On Wednesday, JD officially launched its mini program platform. A handful of companies have already signed on, and one of the first mini programs will come from Burger King.

That means whenever someone is shopping for a new camera in the JD app and suddenly feels hungry, quickly ordering a burger and fries will just be a few taps away. The goal is to let people do their shopping and get their fast food fix without switching between apps or downloading new ones.

Have you ever worried that ordering from Burger King wasn’t easy enough? (Picture: JD.com via WeChat)

Western tech companies have flirted with similar ideas for a long time, but they never seemed to catch on. Google launched so-called instant apps back in 2016 on Android and a feature called mini-apps for Google Search and Google Assistant last year. The company’s app store also has Google Play Instant, a feature that lets you try out games like Clash Royale without downloading the full app.

None of these features have done much to change how people interact with apps.
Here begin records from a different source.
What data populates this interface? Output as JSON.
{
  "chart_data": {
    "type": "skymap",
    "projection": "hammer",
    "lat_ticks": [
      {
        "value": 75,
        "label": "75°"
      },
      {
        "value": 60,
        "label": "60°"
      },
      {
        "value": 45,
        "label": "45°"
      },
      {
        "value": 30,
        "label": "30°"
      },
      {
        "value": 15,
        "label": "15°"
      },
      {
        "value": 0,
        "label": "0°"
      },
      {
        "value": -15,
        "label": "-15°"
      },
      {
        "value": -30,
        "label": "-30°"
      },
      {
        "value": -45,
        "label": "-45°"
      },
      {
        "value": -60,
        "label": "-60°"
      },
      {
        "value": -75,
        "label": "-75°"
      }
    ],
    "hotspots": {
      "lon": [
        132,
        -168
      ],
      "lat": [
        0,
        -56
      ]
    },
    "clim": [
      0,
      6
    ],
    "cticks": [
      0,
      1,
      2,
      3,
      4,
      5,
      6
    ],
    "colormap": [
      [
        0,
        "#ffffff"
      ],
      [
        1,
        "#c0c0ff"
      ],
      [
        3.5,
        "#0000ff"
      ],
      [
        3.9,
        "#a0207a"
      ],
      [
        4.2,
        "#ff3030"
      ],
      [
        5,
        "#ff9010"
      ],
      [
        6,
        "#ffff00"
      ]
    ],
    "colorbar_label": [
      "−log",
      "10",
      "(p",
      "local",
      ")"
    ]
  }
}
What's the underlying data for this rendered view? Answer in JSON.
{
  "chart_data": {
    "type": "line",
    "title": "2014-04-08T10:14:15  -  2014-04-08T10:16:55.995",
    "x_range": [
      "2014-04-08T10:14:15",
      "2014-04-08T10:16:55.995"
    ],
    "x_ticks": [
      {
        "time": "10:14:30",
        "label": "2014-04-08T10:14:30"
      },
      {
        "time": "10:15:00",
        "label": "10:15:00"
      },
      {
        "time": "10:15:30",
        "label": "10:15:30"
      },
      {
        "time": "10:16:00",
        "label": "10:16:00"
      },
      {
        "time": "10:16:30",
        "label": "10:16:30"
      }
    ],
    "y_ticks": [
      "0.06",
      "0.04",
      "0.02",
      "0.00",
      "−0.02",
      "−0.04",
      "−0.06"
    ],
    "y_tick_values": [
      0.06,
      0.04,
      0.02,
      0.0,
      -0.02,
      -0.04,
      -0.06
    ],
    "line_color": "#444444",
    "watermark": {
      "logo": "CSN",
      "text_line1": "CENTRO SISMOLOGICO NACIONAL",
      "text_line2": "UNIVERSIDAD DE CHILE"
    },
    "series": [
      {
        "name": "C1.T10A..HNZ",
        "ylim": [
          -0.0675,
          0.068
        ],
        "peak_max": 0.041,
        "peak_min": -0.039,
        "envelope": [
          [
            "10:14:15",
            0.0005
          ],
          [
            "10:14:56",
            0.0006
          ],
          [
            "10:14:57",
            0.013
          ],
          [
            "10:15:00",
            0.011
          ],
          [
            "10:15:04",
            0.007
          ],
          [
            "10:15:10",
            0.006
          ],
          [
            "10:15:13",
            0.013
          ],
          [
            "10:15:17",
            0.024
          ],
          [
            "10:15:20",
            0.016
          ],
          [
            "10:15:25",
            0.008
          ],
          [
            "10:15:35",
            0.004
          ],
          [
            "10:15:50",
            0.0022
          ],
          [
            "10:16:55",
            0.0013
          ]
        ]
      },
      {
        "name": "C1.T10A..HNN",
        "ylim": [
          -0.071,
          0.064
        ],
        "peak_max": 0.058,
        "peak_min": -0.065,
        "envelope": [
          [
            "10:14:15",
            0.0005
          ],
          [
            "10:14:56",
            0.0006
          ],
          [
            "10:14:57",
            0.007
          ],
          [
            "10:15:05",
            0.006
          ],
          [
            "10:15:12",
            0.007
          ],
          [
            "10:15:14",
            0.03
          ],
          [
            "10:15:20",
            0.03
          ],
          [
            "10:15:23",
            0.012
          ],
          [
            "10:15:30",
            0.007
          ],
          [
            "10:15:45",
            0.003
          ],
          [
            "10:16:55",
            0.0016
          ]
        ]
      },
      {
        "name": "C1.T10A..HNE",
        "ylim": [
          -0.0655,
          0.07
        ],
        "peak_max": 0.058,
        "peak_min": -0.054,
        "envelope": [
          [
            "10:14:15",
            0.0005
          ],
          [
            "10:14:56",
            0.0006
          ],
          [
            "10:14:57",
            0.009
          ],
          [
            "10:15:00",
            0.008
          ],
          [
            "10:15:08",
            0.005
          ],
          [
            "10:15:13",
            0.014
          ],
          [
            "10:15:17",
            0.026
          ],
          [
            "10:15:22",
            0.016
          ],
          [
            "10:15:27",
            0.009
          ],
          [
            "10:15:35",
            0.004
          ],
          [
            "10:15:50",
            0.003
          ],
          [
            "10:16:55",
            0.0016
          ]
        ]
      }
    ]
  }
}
But in China, mini programs have caught on with tremendous speed after they were introduced in Tencent’s ubiquitous chat app WeChat. Soon they will also be found in the app for JD, which Tencent owns a stake in.

Even before mini programs, WeChat was a kind of “everything app” that people could use for mobile payments, shopping, paying utility bills and more. Then mini programs added seemingly unlimited potential to what people could do inside the app. In 2019, users spent US$115 billion through third-party mini programs that offer everything from paying bills to tracking sleeping patterns.
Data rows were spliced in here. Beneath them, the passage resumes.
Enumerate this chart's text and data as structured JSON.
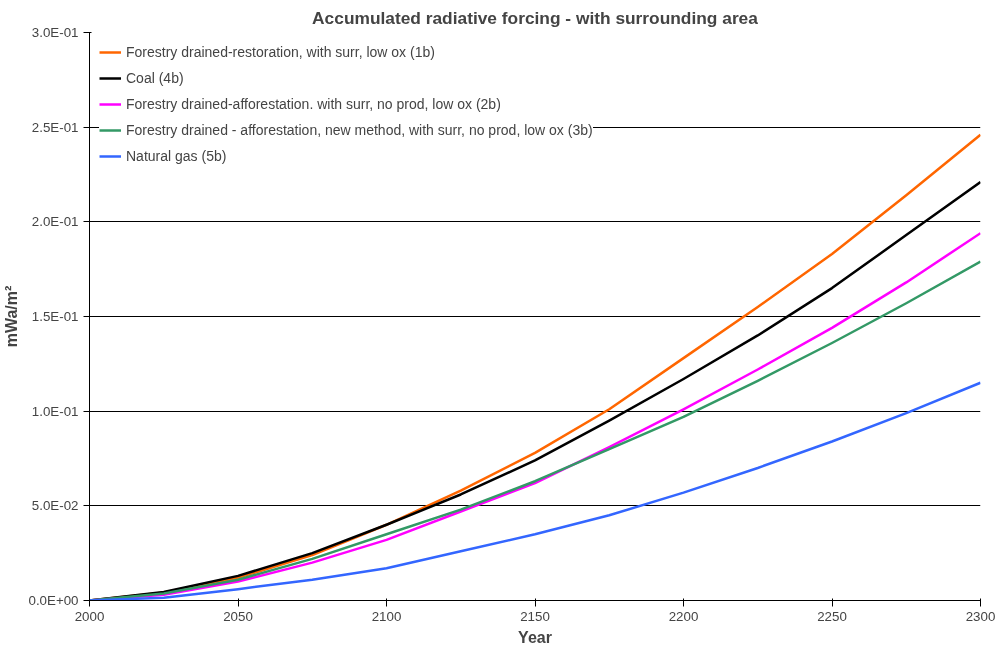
{
  "chart_data": {
    "type": "line",
    "title": "Accumulated radiative forcing - with surrounding area",
    "xlabel": "Year",
    "ylabel": "mWa/m²",
    "x": [
      2000,
      2025,
      2050,
      2075,
      2100,
      2125,
      2150,
      2175,
      2200,
      2225,
      2250,
      2275,
      2300
    ],
    "series": [
      {
        "name": "Forestry drained-restoration, with surr, low ox (1b)",
        "color": "#ff6600",
        "values": [
          0,
          0.0042,
          0.012,
          0.024,
          0.04,
          0.058,
          0.078,
          0.101,
          0.128,
          0.155,
          0.183,
          0.214,
          0.246
        ]
      },
      {
        "name": "Coal (4b)",
        "color": "#000000",
        "values": [
          0,
          0.0045,
          0.013,
          0.025,
          0.04,
          0.056,
          0.074,
          0.095,
          0.117,
          0.14,
          0.165,
          0.193,
          0.221
        ]
      },
      {
        "name": "Forestry drained-afforestation. with surr, no prod, low ox (2b)",
        "color": "#ff00ff",
        "values": [
          0,
          0.003,
          0.01,
          0.02,
          0.032,
          0.047,
          0.062,
          0.081,
          0.101,
          0.122,
          0.144,
          0.168,
          0.194
        ]
      },
      {
        "name": "Forestry drained - afforestation, new method, with surr, no prod, low ox (3b)",
        "color": "#339966",
        "values": [
          0,
          0.0037,
          0.011,
          0.022,
          0.035,
          0.048,
          0.063,
          0.08,
          0.097,
          0.116,
          0.136,
          0.157,
          0.179
        ]
      },
      {
        "name": "Natural gas (5b)",
        "color": "#3366ff",
        "values": [
          0,
          0.0015,
          0.006,
          0.011,
          0.017,
          0.026,
          0.035,
          0.045,
          0.057,
          0.07,
          0.084,
          0.099,
          0.115
        ]
      }
    ],
    "xlim": [
      2000,
      2300
    ],
    "xticks": [
      2000,
      2050,
      2100,
      2150,
      2200,
      2250,
      2300
    ],
    "ylim": [
      0,
      0.3
    ],
    "yticks": [
      {
        "value": 0,
        "label": "0.0E+00"
      },
      {
        "value": 0.05,
        "label": "5.0E-02"
      },
      {
        "value": 0.1,
        "label": "1.0E-01"
      },
      {
        "value": 0.15,
        "label": "1.5E-01"
      },
      {
        "value": 0.2,
        "label": "2.0E-01"
      },
      {
        "value": 0.25,
        "label": "2.5E-01"
      },
      {
        "value": 0.3,
        "label": "3.0E-01"
      }
    ],
    "grid": "y",
    "legend": "top left",
    "marker": "none",
    "line_style": "solid"
  }
}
According to JD, adding mini programs is a way to give consumers more convenience and vendors a way to offer more services. And for JD itself, it’s a way to keep people inside its app for longer.

JD currently has about 270,000 third-party businesses on its platform, which is best known for stores that sell consumer electronics and home appliances. JD says mini programs could help vendors offer door-to-door appliance cleaning, upgrades and other services.

Burger King plans to launch its mini program in May. China Telecom, one of the country’s three state-owned telecommunications providers, said it’s also planning a mini program for the app. Users will also be able to book a room from hotel chain Mehood or rent a car from a company called Ehi through their own mini programs.

But the app’s first mini programs will come from JD itself: One is a management platform for merchants and the other will offer payment and loan services from JD Finance.